Nadine has been on the TS-hurricane threshold (60kts) for about 36 hours now, and probably won't change much in the coming days as it recurves to the north and begins its extratropical transition. 

Track guidance is in good agreement on a path toward the Azores in about 6 days, perhaps as a hurricane, perhaps as a tropical storm, or perhaps as a potent extratropical storm (somewhere in the 50-70kt ballpark by the time it reaches the islands).  The NHC 5-day forecast is shown by the thick green line, while various models are shown by the thin multi-colored lines.  The Azores islands are labeled for reference.


The big NASA field program, HS3, is sending the Global Hawk unmanned aircraft to survey Nadine today, releasing 69 dropsondes in a 15x15 degree "lawnmower pattern" around the storm to get a detailed picture of the near-storm environment.  The state-of-the-art plane took off from Wallops at 10:00am EDT this morning, and will fly over Nadine until tomorrow morning at 6:15am.
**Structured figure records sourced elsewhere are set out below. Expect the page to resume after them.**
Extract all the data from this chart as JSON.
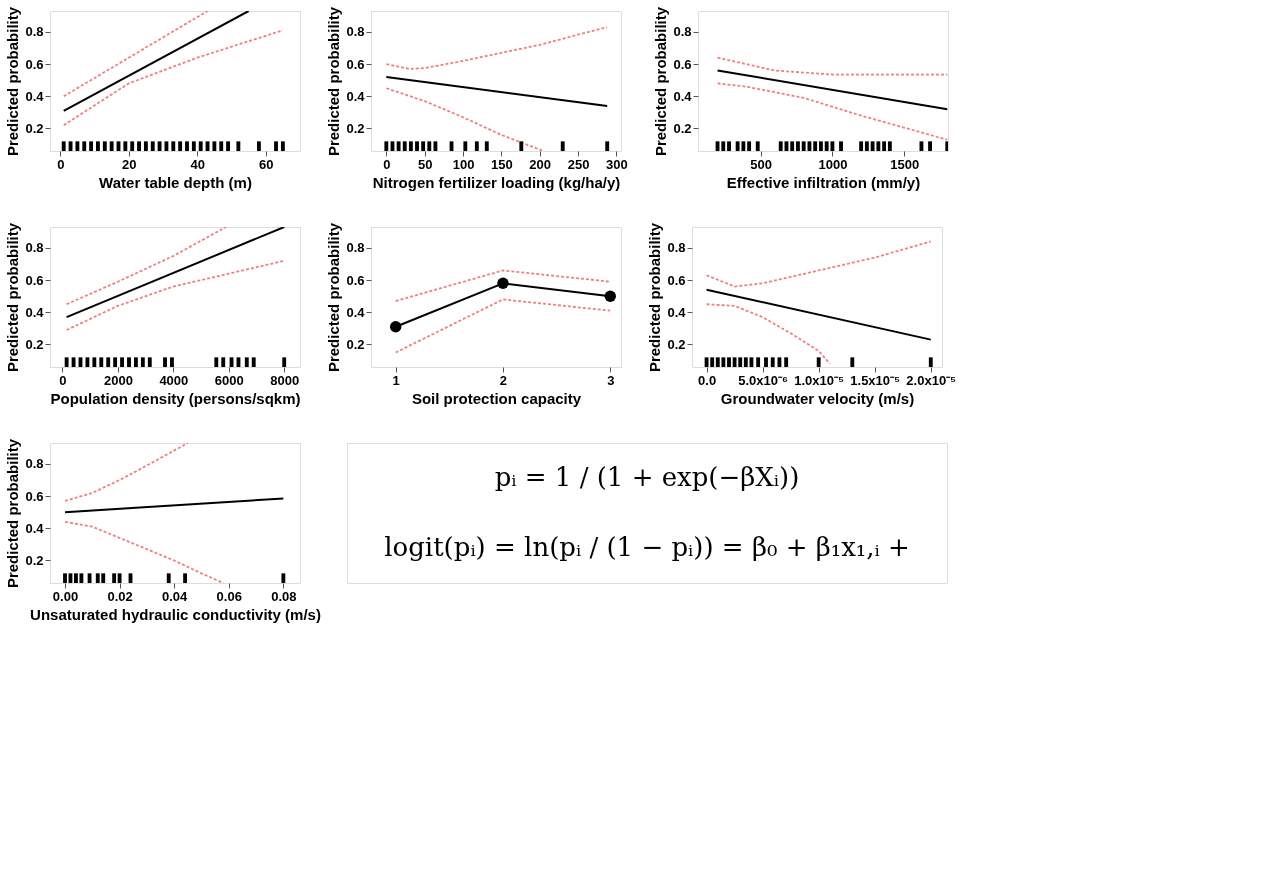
{
  "chart_data": [
    {
      "type": "line",
      "xlabel": "Water table depth (m)",
      "ylabel": "Predicted probability",
      "xlim": [
        -3,
        70
      ],
      "ylim": [
        0.06,
        0.93
      ],
      "xticks": [
        0,
        20,
        40,
        60
      ],
      "yticks": [
        0.2,
        0.4,
        0.6,
        0.8
      ],
      "grid": false,
      "series": [
        {
          "color": "#000000",
          "x": [
            1,
            55
          ],
          "values": [
            0.31,
            0.93
          ]
        },
        {
          "color": "#f08080",
          "line_style": "dashed",
          "x": [
            1,
            43
          ],
          "values": [
            0.4,
            0.93
          ]
        },
        {
          "color": "#f08080",
          "line_style": "dashed",
          "x": [
            1,
            20,
            40,
            65
          ],
          "values": [
            0.22,
            0.48,
            0.64,
            0.81
          ]
        },
        {
          "type": "scatter",
          "color": "#000000",
          "x": [
            1,
            3,
            5,
            7,
            9,
            11,
            13,
            15,
            17,
            19,
            21,
            23,
            25,
            27,
            29,
            31,
            33,
            35,
            37,
            39,
            41,
            43,
            45,
            47,
            49,
            52,
            58,
            63,
            65
          ],
          "values": [
            0.09,
            0.09,
            0.09,
            0.09,
            0.09,
            0.09,
            0.09,
            0.09,
            0.09,
            0.09,
            0.09,
            0.09,
            0.09,
            0.09,
            0.09,
            0.09,
            0.09,
            0.09,
            0.09,
            0.09,
            0.09,
            0.09,
            0.09,
            0.09,
            0.09,
            0.09,
            0.09,
            0.09,
            0.09
          ]
        }
      ]
    },
    {
      "type": "line",
      "xlabel": "Nitrogen fertilizer loading (kg/ha/y)",
      "ylabel": "Predicted probability",
      "xlim": [
        -20,
        306
      ],
      "ylim": [
        0.06,
        0.93
      ],
      "xticks": [
        0,
        50,
        100,
        150,
        200,
        250,
        300
      ],
      "yticks": [
        0.2,
        0.4,
        0.6,
        0.8
      ],
      "grid": false,
      "series": [
        {
          "color": "#000000",
          "x": [
            0,
            288
          ],
          "values": [
            0.52,
            0.34
          ]
        },
        {
          "color": "#f08080",
          "line_style": "dashed",
          "x": [
            0,
            30,
            50,
            100,
            150,
            200,
            288
          ],
          "values": [
            0.6,
            0.57,
            0.575,
            0.62,
            0.67,
            0.72,
            0.83
          ]
        },
        {
          "color": "#f08080",
          "line_style": "dashed",
          "x": [
            0,
            50,
            100,
            150,
            205
          ],
          "values": [
            0.45,
            0.37,
            0.27,
            0.16,
            0.06
          ]
        },
        {
          "type": "scatter",
          "color": "#000000",
          "x": [
            0,
            8,
            16,
            24,
            32,
            40,
            48,
            56,
            64,
            85,
            103,
            118,
            131,
            176,
            230,
            288
          ],
          "values": [
            0.09,
            0.09,
            0.09,
            0.09,
            0.09,
            0.09,
            0.09,
            0.09,
            0.09,
            0.09,
            0.09,
            0.09,
            0.09,
            0.09,
            0.09,
            0.09
          ]
        }
      ]
    },
    {
      "type": "line",
      "xlabel": "Effective infiltration (mm/y)",
      "ylabel": "Predicted probability",
      "xlim": [
        64,
        1805
      ],
      "ylim": [
        0.06,
        0.93
      ],
      "xticks": [
        500,
        1000,
        1500
      ],
      "yticks": [
        0.2,
        0.4,
        0.6,
        0.8
      ],
      "grid": false,
      "series": [
        {
          "color": "#000000",
          "x": [
            200,
            1800
          ],
          "values": [
            0.56,
            0.32
          ]
        },
        {
          "color": "#f08080",
          "line_style": "dashed",
          "x": [
            200,
            600,
            1000,
            1800
          ],
          "values": [
            0.64,
            0.56,
            0.535,
            0.535
          ]
        },
        {
          "color": "#f08080",
          "line_style": "dashed",
          "x": [
            200,
            400,
            800,
            1200,
            1600,
            1800
          ],
          "values": [
            0.48,
            0.46,
            0.39,
            0.28,
            0.18,
            0.13
          ]
        },
        {
          "type": "scatter",
          "color": "#000000",
          "x": [
            200,
            240,
            280,
            340,
            380,
            420,
            480,
            640,
            680,
            720,
            760,
            800,
            840,
            880,
            920,
            960,
            1000,
            1060,
            1200,
            1240,
            1280,
            1320,
            1360,
            1400,
            1620,
            1680,
            1800
          ],
          "values": [
            0.09,
            0.09,
            0.09,
            0.09,
            0.09,
            0.09,
            0.09,
            0.09,
            0.09,
            0.09,
            0.09,
            0.09,
            0.09,
            0.09,
            0.09,
            0.09,
            0.09,
            0.09,
            0.09,
            0.09,
            0.09,
            0.09,
            0.09,
            0.09,
            0.09,
            0.09,
            0.09
          ]
        }
      ]
    },
    {
      "type": "line",
      "xlabel": "Population density (persons/sqkm)",
      "ylabel": "Predicted probability",
      "xlim": [
        -450,
        8570
      ],
      "ylim": [
        0.06,
        0.93
      ],
      "xticks": [
        0,
        2000,
        4000,
        6000,
        8000
      ],
      "yticks": [
        0.2,
        0.4,
        0.6,
        0.8
      ],
      "grid": false,
      "series": [
        {
          "color": "#000000",
          "x": [
            150,
            8000
          ],
          "values": [
            0.37,
            0.93
          ]
        },
        {
          "color": "#f08080",
          "line_style": "dashed",
          "x": [
            150,
            2000,
            4000,
            5900
          ],
          "values": [
            0.45,
            0.59,
            0.75,
            0.93
          ]
        },
        {
          "color": "#f08080",
          "line_style": "dashed",
          "x": [
            150,
            2000,
            4000,
            6000,
            8000
          ],
          "values": [
            0.29,
            0.44,
            0.56,
            0.64,
            0.72
          ]
        },
        {
          "type": "scatter",
          "color": "#000000",
          "x": [
            150,
            400,
            650,
            900,
            1150,
            1400,
            1650,
            1900,
            2150,
            2400,
            2650,
            2900,
            3150,
            3700,
            3950,
            5550,
            5800,
            6100,
            6350,
            6650,
            6900,
            8000
          ],
          "values": [
            0.09,
            0.09,
            0.09,
            0.09,
            0.09,
            0.09,
            0.09,
            0.09,
            0.09,
            0.09,
            0.09,
            0.09,
            0.09,
            0.09,
            0.09,
            0.09,
            0.09,
            0.09,
            0.09,
            0.09,
            0.09,
            0.09
          ]
        }
      ]
    },
    {
      "type": "line",
      "xlabel": "Soil protection capacity",
      "ylabel": "Predicted probability",
      "xlim": [
        0.77,
        3.1
      ],
      "ylim": [
        0.06,
        0.93
      ],
      "xticks": [
        1,
        2,
        3
      ],
      "yticks": [
        0.2,
        0.4,
        0.6,
        0.8
      ],
      "grid": false,
      "series": [
        {
          "color": "#000000",
          "marker": "circle",
          "x": [
            1,
            2,
            3
          ],
          "values": [
            0.31,
            0.58,
            0.5
          ]
        },
        {
          "color": "#f08080",
          "line_style": "dashed",
          "x": [
            1,
            2,
            3
          ],
          "values": [
            0.47,
            0.66,
            0.59
          ]
        },
        {
          "color": "#f08080",
          "line_style": "dashed",
          "x": [
            1,
            2,
            3
          ],
          "values": [
            0.15,
            0.48,
            0.41
          ]
        }
      ]
    },
    {
      "type": "line",
      "xlabel": "Groundwater velocity (m/s)",
      "ylabel": "Predicted probability",
      "xlim": [
        -1.3e-06,
        2.1e-05
      ],
      "ylim": [
        0.06,
        0.93
      ],
      "xticks": [
        {
          "value": 0,
          "label": "0.0"
        },
        {
          "value": 5e-06,
          "label": "5.0x10⁻⁶"
        },
        {
          "value": 1e-05,
          "label": "1.0x10⁻⁵"
        },
        {
          "value": 1.5e-05,
          "label": "1.5x10⁻⁵"
        },
        {
          "value": 2e-05,
          "label": "2.0x10⁻⁵"
        }
      ],
      "yticks": [
        0.2,
        0.4,
        0.6,
        0.8
      ],
      "grid": false,
      "series": [
        {
          "color": "#000000",
          "x": [
            0,
            2e-05
          ],
          "values": [
            0.54,
            0.23
          ]
        },
        {
          "color": "#f08080",
          "line_style": "dashed",
          "x": [
            0,
            2.5e-06,
            5e-06,
            1e-05,
            1.5e-05,
            2e-05
          ],
          "values": [
            0.63,
            0.56,
            0.58,
            0.66,
            0.74,
            0.84
          ]
        },
        {
          "color": "#f08080",
          "line_style": "dashed",
          "x": [
            0,
            2.5e-06,
            5e-06,
            7.5e-06,
            1e-05,
            1.1e-05
          ],
          "values": [
            0.45,
            0.44,
            0.37,
            0.27,
            0.16,
            0.08
          ]
        },
        {
          "type": "scatter",
          "color": "#000000",
          "x": [
            0,
            5e-07,
            1e-06,
            1.5e-06,
            2e-06,
            2.5e-06,
            3e-06,
            3.5e-06,
            4e-06,
            4.6e-06,
            5.3e-06,
            5.9e-06,
            6.5e-06,
            7.1e-06,
            1e-05,
            1.3e-05,
            2e-05
          ],
          "values": [
            0.09,
            0.09,
            0.09,
            0.09,
            0.09,
            0.09,
            0.09,
            0.09,
            0.09,
            0.09,
            0.09,
            0.09,
            0.09,
            0.09,
            0.09,
            0.09,
            0.09
          ]
        }
      ]
    },
    {
      "type": "line",
      "xlabel": "Unsaturated hydraulic conductivity (m/s)",
      "ylabel": "Predicted probability",
      "xlim": [
        -0.0055,
        0.0861
      ],
      "ylim": [
        0.06,
        0.93
      ],
      "xticks": [
        {
          "value": 0,
          "label": "0.00"
        },
        {
          "value": 0.02,
          "label": "0.02"
        },
        {
          "value": 0.04,
          "label": "0.04"
        },
        {
          "value": 0.06,
          "label": "0.06"
        },
        {
          "value": 0.08,
          "label": "0.08"
        }
      ],
      "yticks": [
        0.2,
        0.4,
        0.6,
        0.8
      ],
      "grid": false,
      "series": [
        {
          "color": "#000000",
          "x": [
            0,
            0.08
          ],
          "values": [
            0.5,
            0.585
          ]
        },
        {
          "color": "#f08080",
          "line_style": "dashed",
          "x": [
            0,
            0.01,
            0.02,
            0.03,
            0.045
          ],
          "values": [
            0.57,
            0.62,
            0.7,
            0.79,
            0.93
          ]
        },
        {
          "color": "#f08080",
          "line_style": "dashed",
          "x": [
            0,
            0.01,
            0.02,
            0.03,
            0.04,
            0.05,
            0.058
          ],
          "values": [
            0.44,
            0.41,
            0.34,
            0.27,
            0.2,
            0.12,
            0.06
          ]
        },
        {
          "type": "scatter",
          "color": "#000000",
          "x": [
            0,
            0.002,
            0.004,
            0.006,
            0.009,
            0.012,
            0.014,
            0.018,
            0.02,
            0.024,
            0.038,
            0.044,
            0.08
          ],
          "values": [
            0.09,
            0.09,
            0.09,
            0.09,
            0.09,
            0.09,
            0.09,
            0.09,
            0.09,
            0.09,
            0.09,
            0.09,
            0.09
          ]
        }
      ]
    },
    {
      "type": "other",
      "annotations": [
        "pᵢ = 1 / (1 + exp(−βXᵢ))",
        "logit(pᵢ) = ln(pᵢ / (1 − pᵢ)) = β₀ + β₁x₁,ᵢ +"
      ]
    }
  ]
}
Aside from Nadine, the basin is amazingly quiet for the second week of September.  There is an easterly wave centered right on the African coast that some global models (e.g. GFS and FIM) develop ever so slightly, while the others show it doing nothing.  We certainly have time to watch it and see if it's worth another mention.

The ACE (Accumulated Cyclone Energy) stands at 80.6 as of this morning, which is about 139% of what an average season would be at on this date.  This time of year, every day without a hurricane (or multiple hurricanes for that matter) lets 2012's ACE loose ground against the average because climatologically, ACE racks up real fast in mid-September.  We're very close to the ACE we had in 2010 and 2011 on this date.